As Yob has entered their 22nd year as a band, they’re still moving along a continuum that began with the release of their 2001 debut, Elaborations of Carbon. Though the sound of the band has evolved, grown and become something less defined by the trappings of genre, some things certainly have changed for the band. The lineup, for one—Foster and Rieseberg didn’t join the band until after the release of Carbon. Yet there’s another element that’s changed dramatically for Yob: the audience. And that audience has grown considerably in just the past decade, the reverberations of their music reaching an increasingly wider number of people long after they began playing together. It’s something that’s given Yob reason to ponder what that means for them, even after establishing their musical identity through eight unique, albeit connected LPs.

“We only play music that we love. We only do things that sound like fun,” Scheidt says. “And so that’s as true today as it was 20 years ago. But the biggest change is that people are listening. We haven’t changed—we’ve evolved as a band, but for the longest time there wasn’t a crowd. I mean, there was a crowd but it was small. That was fine, because nobody expected more. This wasn’t cool-kid music. It was not. Somewhere along the line, that changed. And this style of music got on the radar of people outside this style of music. And so our audience has grown, and it’s afforded bands like ours opportunities that we wouldn’t have had otherwise. So I think we marvel at that, but the important thing is to not let it compromise our credo. And not let it compromise the art. We have to make decisions that protect the lineage and protect what a growing audience enjoys about us. Even having that observation is a big change.”

As that audience grows, it feeds into the broader intentions of Yob’s music. Scheidt talks about the audience more like that of a community. Yob might be the ones performing at their shows, but the people channeling or receiving it are a crucial part of what they do. Scheidt sometimes makes a “praying hands” gesture while onstage, and it’s common to read their live sets described as “spiritual.” It’s not uncommon to see people share a hug at their shows, even with Scheidt himself, which might seem rare at a metal show. But then again, Yob’s own website speaks volumes: Yobislove.com. A Yob show is about being part of something bigger, though Scheidt acknowledges that not everyone might be as invested in savoring that moment. And that’s OK too.
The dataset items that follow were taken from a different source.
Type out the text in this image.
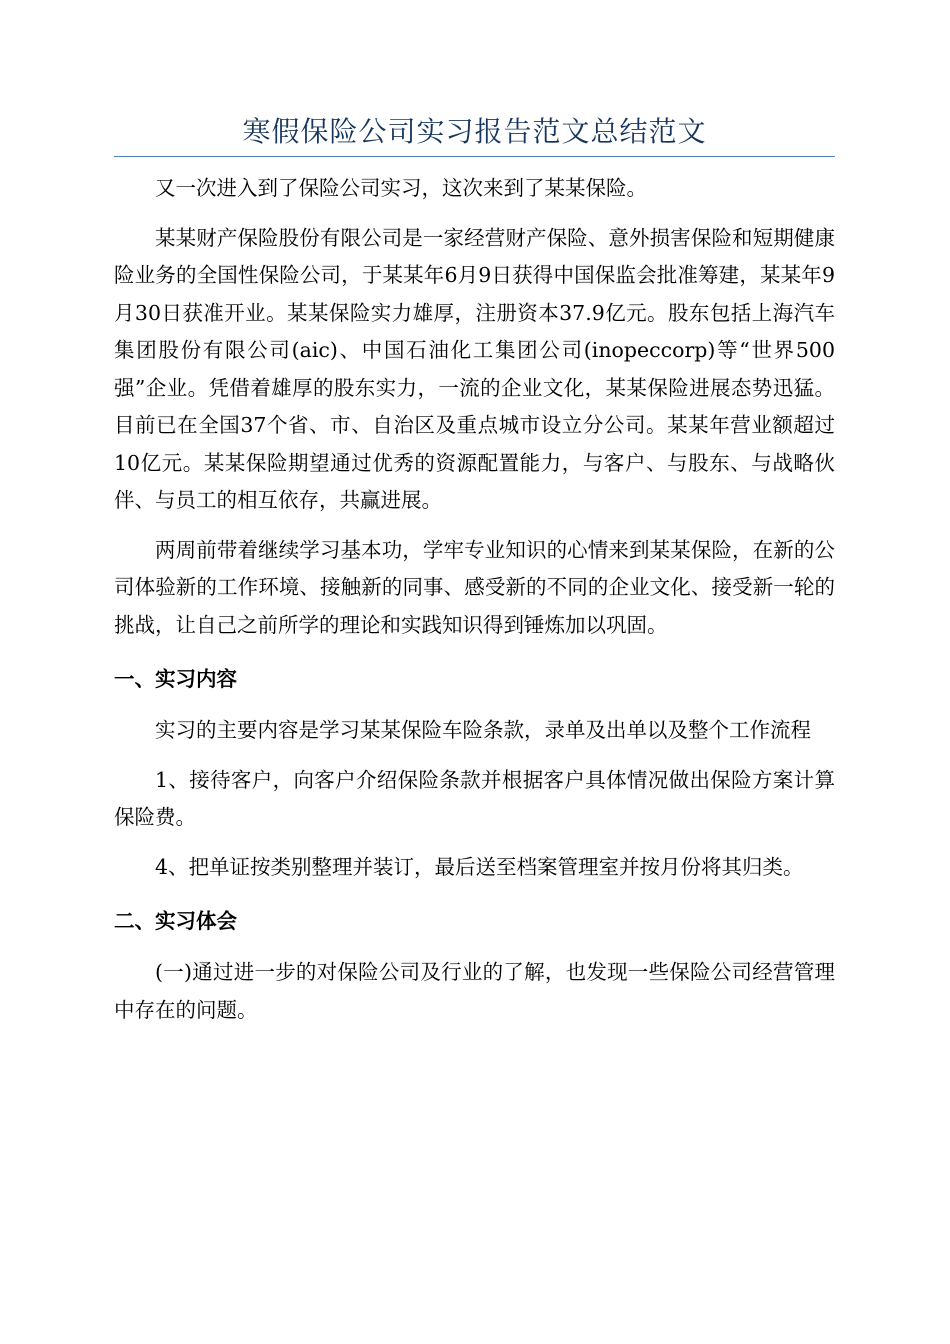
寒假保险公司实习报告范文总结范文

又一次进入到了保险公司实习，这次来到了某某保险。

某某财产保险股份有限公司是一家经营财产保险、意外损害保险和短期健康险业务的全国性保险公司，于某某年6月9日获得中国保监会批准筹建，某某年9月30日获准开业。某某保险实力雄厚，注册资本37.9亿元。股东包括上海汽车集团股份有限公司(aic)、中国石油化工集团公司(inopeccorp)等“世界500强”企业。凭借着雄厚的股东实力，一流的企业文化，某某保险进展态势迅猛。目前已在全国37个省、市、自治区及重点城市设立分公司。某某年营业额超过10亿元。某某保险期望通过优秀的资源配置能力，与客户、与股东、与战略伙伴、与员工的相互依存，共赢进展。

两周前带着继续学习基本功，学牢专业知识的心情来到某某保险，在新的公司体验新的工作环境、接触新的同事、感受新的不同的企业文化、接受新一轮的挑战，让自己之前所学的理论和实践知识得到锤炼加以巩固。

一、实习内容

实习的主要内容是学习某某保险车险条款，录单及出单以及整个工作流程

1、接待客户，向客户介绍保险条款并根据客户具体情况做出保险方案计算保险费。

4、把单证按类别整理并装订，最后送至档案管理室并按月份将其归类。

二、实习体会

(一)通过进一步的对保险公司及行业的了解，也发现一些保险公司经营管理中存在的问题。
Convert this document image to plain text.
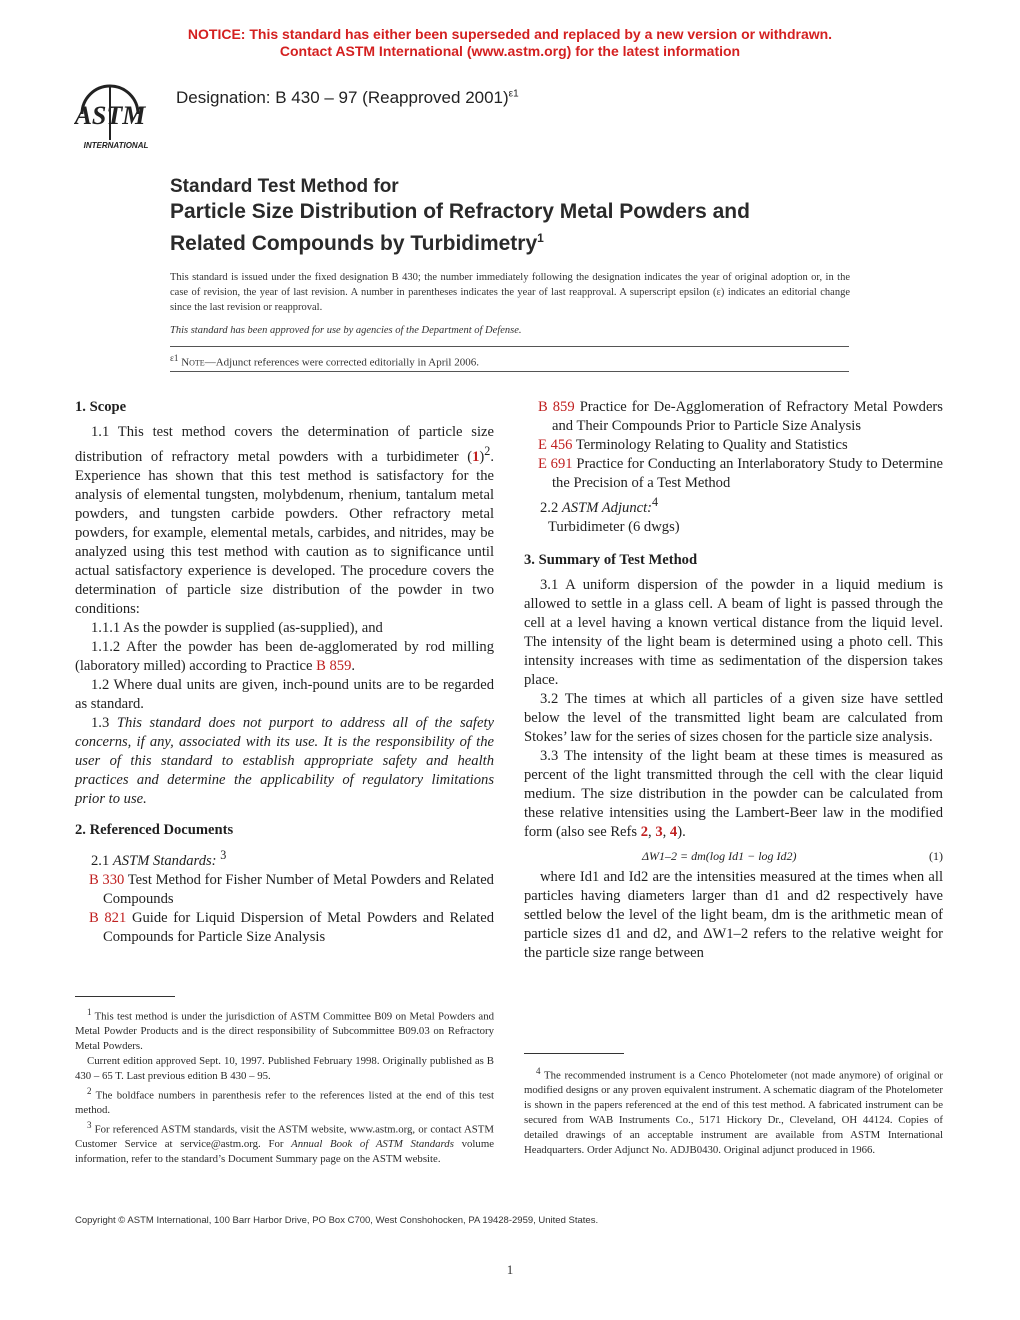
NOTICE: This standard has either been superseded and replaced by a new version or withdrawn.
Contact ASTM International (www.astm.org) for the latest information
ASTM
INTERNATIONAL
Designation: B 430 – 97 (Reapproved 2001)$^{\varepsilon 1}$
Standard Test Method for
Particle Size Distribution of Refractory Metal Powders and
Related Compounds by Turbidimetry$^1$
This standard is issued under the fixed designation B 430; the number immediately following the designation indicates the year of original adoption or, in the case of revision, the year of last revision. A number in parentheses indicates the year of last reapproval. A superscript epsilon (ε) indicates an editorial change since the last revision or reapproval.
This standard has been approved for use by agencies of the Department of Defense.
$^{\varepsilon 1}$ Note—Adjunct references were corrected editorially in April 2006.
1. Scope

1.1 This test method covers the determination of particle size distribution of refractory metal powders with a turbidimeter $(1)^2$. Experience has shown that this test method is satisfactory for the analysis of elemental tungsten, molybdenum, rhenium, tantalum metal powders, and tungsten carbide powders. Other refractory metal powders, for example, elemental metals, carbides, and nitrides, may be analyzed using this test method with caution as to significance until actual satisfactory experience is developed. The procedure covers the determination of particle size distribution of the powder in two conditions:

1.1.1 As the powder is supplied (as-supplied), and

1.1.2 After the powder has been de-agglomerated by rod milling (laboratory milled) according to Practice B 859.

1.2 Where dual units are given, inch-pound units are to be regarded as standard.

1.3 This standard does not purport to address all of the safety concerns, if any, associated with its use. It is the responsibility of the user of this standard to establish appropriate safety and health practices and determine the applicability of regulatory limitations prior to use.

2. Referenced Documents

2.1 ASTM Standards: $^3$

B 330 Test Method for Fisher Number of Metal Powders and Related Compounds

B 821 Guide for Liquid Dispersion of Metal Powders and Related Compounds for Particle Size Analysis

$^1$ This test method is under the jurisdiction of ASTM Committee B09 on Metal Powders and Metal Powder Products and is the direct responsibility of Subcommittee B09.03 on Refractory Metal Powders.

Current edition approved Sept. 10, 1997. Published February 1998. Originally published as B 430 – 65 T. Last previous edition B 430 – 95.

$^2$ The boldface numbers in parenthesis refer to the references listed at the end of this test method.

$^3$ For referenced ASTM standards, visit the ASTM website, www.astm.org, or contact ASTM Customer Service at service@astm.org. For Annual Book of ASTM Standards volume information, refer to the standard’s Document Summary page on the ASTM website.

B 859 Practice for De-Agglomeration of Refractory Metal Powders and Their Compounds Prior to Particle Size Analysis

E 456 Terminology Relating to Quality and Statistics

E 691 Practice for Conducting an Interlaboratory Study to Determine the Precision of a Test Method

2.2 ASTM Adjunct:$^4$

Turbidimeter (6 dwgs)

3. Summary of Test Method

3.1 A uniform dispersion of the powder in a liquid medium is allowed to settle in a glass cell. A beam of light is passed through the cell at a level having a known vertical distance from the liquid level. The intensity of the light beam is determined using a photo cell. This intensity increases with time as sedimentation of the dispersion takes place.

3.2 The times at which all particles of a given size have settled below the level of the transmitted light beam are calculated from Stokes’ law for the series of sizes chosen for the particle size analysis.

3.3 The intensity of the light beam at these times is measured as percent of the light transmitted through the cell with the clear liquid medium. The size distribution in the powder can be calculated from these relative intensities using the Lambert-Beer law in the modified form (also see Refs 2, 3, 4).

ΔW1–2 = dm(log Id1 − log Id2)	(1)

where Id1 and Id2 are the intensities measured at the times when all particles having diameters larger than d1 and d2 respectively have settled below the level of the light beam, dm is the arithmetic mean of particle sizes d1 and d2, and ΔW1–2 refers to the relative weight for the particle size range between

$^4$ The recommended instrument is a Cenco Photelometer (not made anymore) of original or modified designs or any proven equivalent instrument. A schematic diagram of the Photelometer is shown in the papers referenced at the end of this test method. A fabricated instrument can be secured from WAB Instruments Co., 5171 Hickory Dr., Cleveland, OH 44124. Copies of detailed drawings of an acceptable instrument are available from ASTM International Headquarters. Order Adjunct No. ADJB0430. Original adjunct produced in 1966.

Copyright © ASTM International, 100 Barr Harbor Drive, PO Box C700, West Conshohocken, PA 19428-2959, United States.
1
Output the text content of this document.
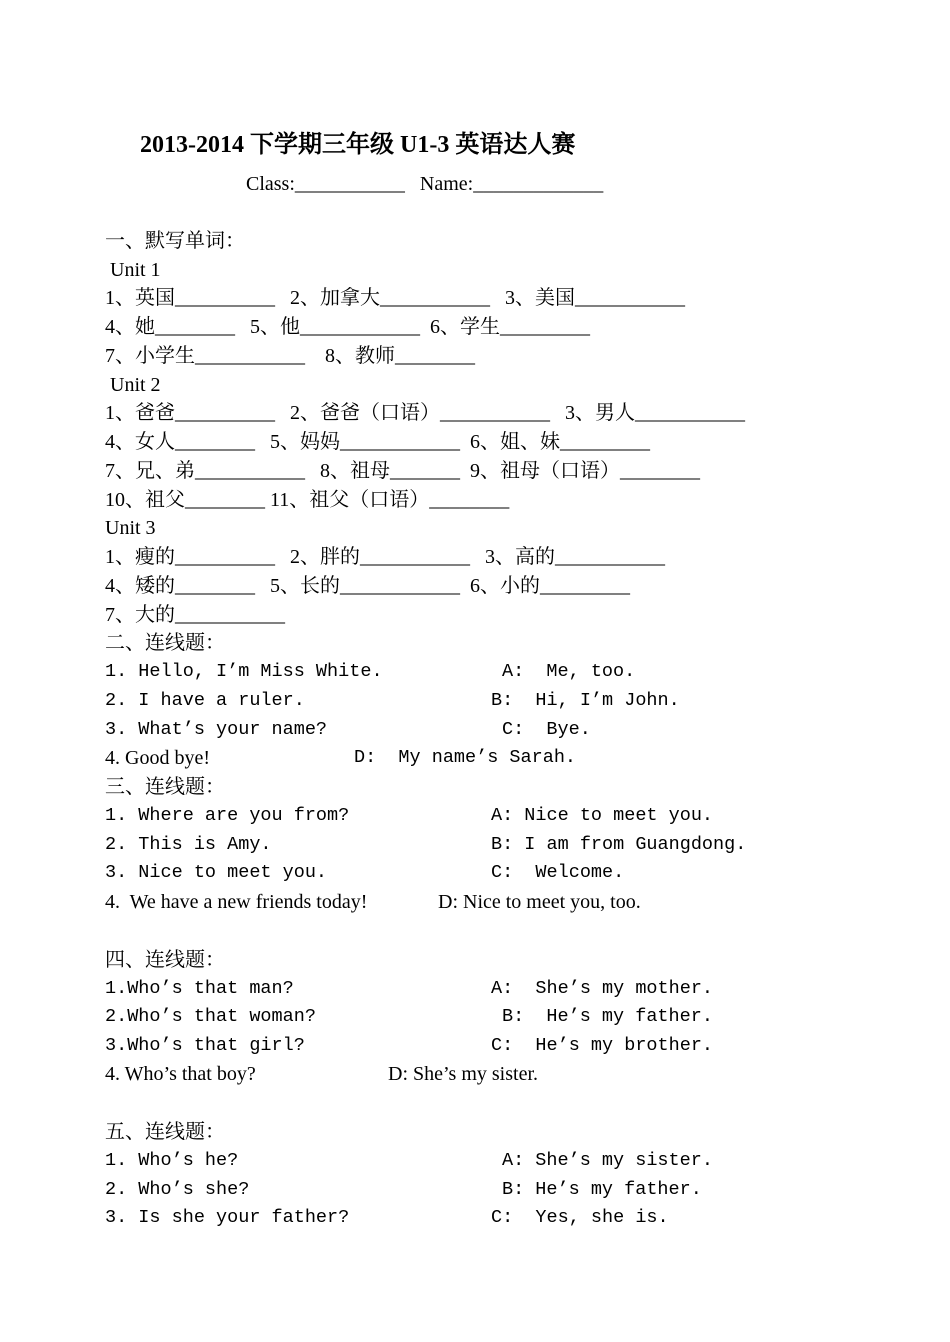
2013-2014 下学期三年级 U1-3 英语达人赛
Class:___________   Name:_____________
一、默写单词：
Unit 1
1、英国__________   2、加拿大___________   3、美国___________
4、她________   5、他____________  6、学生_________
7、小学生___________    8、教师________
Unit 2
1、爸爸__________   2、爸爸（口语）___________   3、男人___________
4、女人________   5、妈妈____________  6、姐、妹_________
7、兄、弟___________   8、祖母_______  9、祖母（口语）________
10、祖父________ 11、祖父（口语）________
Unit 3
1、瘦的__________   2、胖的___________   3、高的___________
4、矮的________   5、长的____________  6、小的_________
7、大的___________
二、连线题：
1. Hello, I’m Miss White.	A:  Me, too.
2. I have a ruler.	B:  Hi, I’m John.
3. What’s your name?	C:  Bye.
4. Good bye!	D:  My name’s Sarah.
三、连线题：
1. Where are you from?	A: Nice to meet you.
2. This is Amy.	B: I am from Guangdong.
3. Nice to meet you.	C:  Welcome.
4.  We have a new friends today!	D: Nice to meet you, too.
四、连线题：
1.Who’s that man?	A:  She’s my mother.
2.Who’s that woman?	B:  He’s my father.
3.Who’s that girl?	C:  He’s my brother.
4. Who’s that boy?	D: She’s my sister.
五、连线题：
1. Who’s he?	A: She’s my sister.
2. Who’s she?	B: He’s my father.
3. Is she your father?	C:  Yes, she is.
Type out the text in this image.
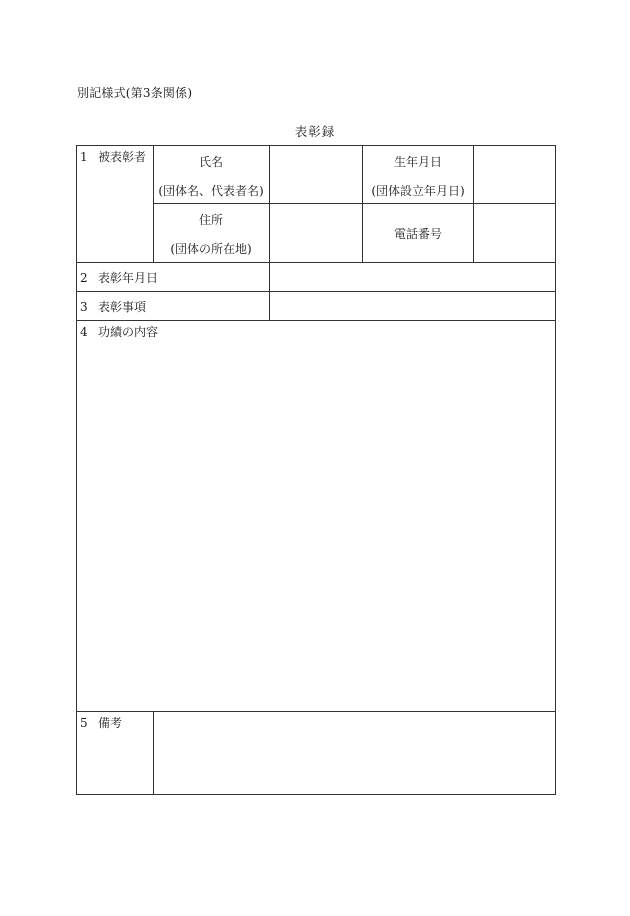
別記様式(第3条関係)
表彰録
1 被表彰者	氏名
(団体名、代表者名)
生年月日
(団体設立年月日)
住所
(団体の所在地)
電話番号
2 表彰年月日
3 表彰事項
4 功績の内容
5 備考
“A person that just loves the heaviness and volume and the thing that we do, to the person that’s having a resonant experience that goes to an emotional or spiritual or whatever-you-want-to-call-it space, it definitely is a shared experience,” he says. “It’s not something that we’re creating, it’s something that the whole crowd creates. It is communal. And then there’s people in the room that could give two fucks. They’re drinking their beers and talking to their friends and they already saw the band they wanted to see. It’s all good.”

Processing Yob’s music is something that takes time on the part of the listener, not just because of the slow-burn sensibility of their songwriting or the space they build within each composition, but because of the literal length of the songs. Tracks such as “The Great Cessation” or “The Mental Tyrant” surpass 20 minutes apiece. It’s an investment, but it’s one that’s intended to be repaid on a deeper level. After building up two decades’ worth of music, Scheidt says he hopes that Yob can mean something of significance to anyone who hears it. It’s heavy music—it should leave an impact.

“My hope is that…people feel better at the end of a set,” he says. “Or that it’s of some medicinal use, or a soundtrack to a moment of kickassery or good times. Or maybe someone can come up for air with our music, because it doesn’t fit into the genre thing. They can come up for air with us. But it’s overwhelmingly positive. We’re giving people permission to feel what they feel.”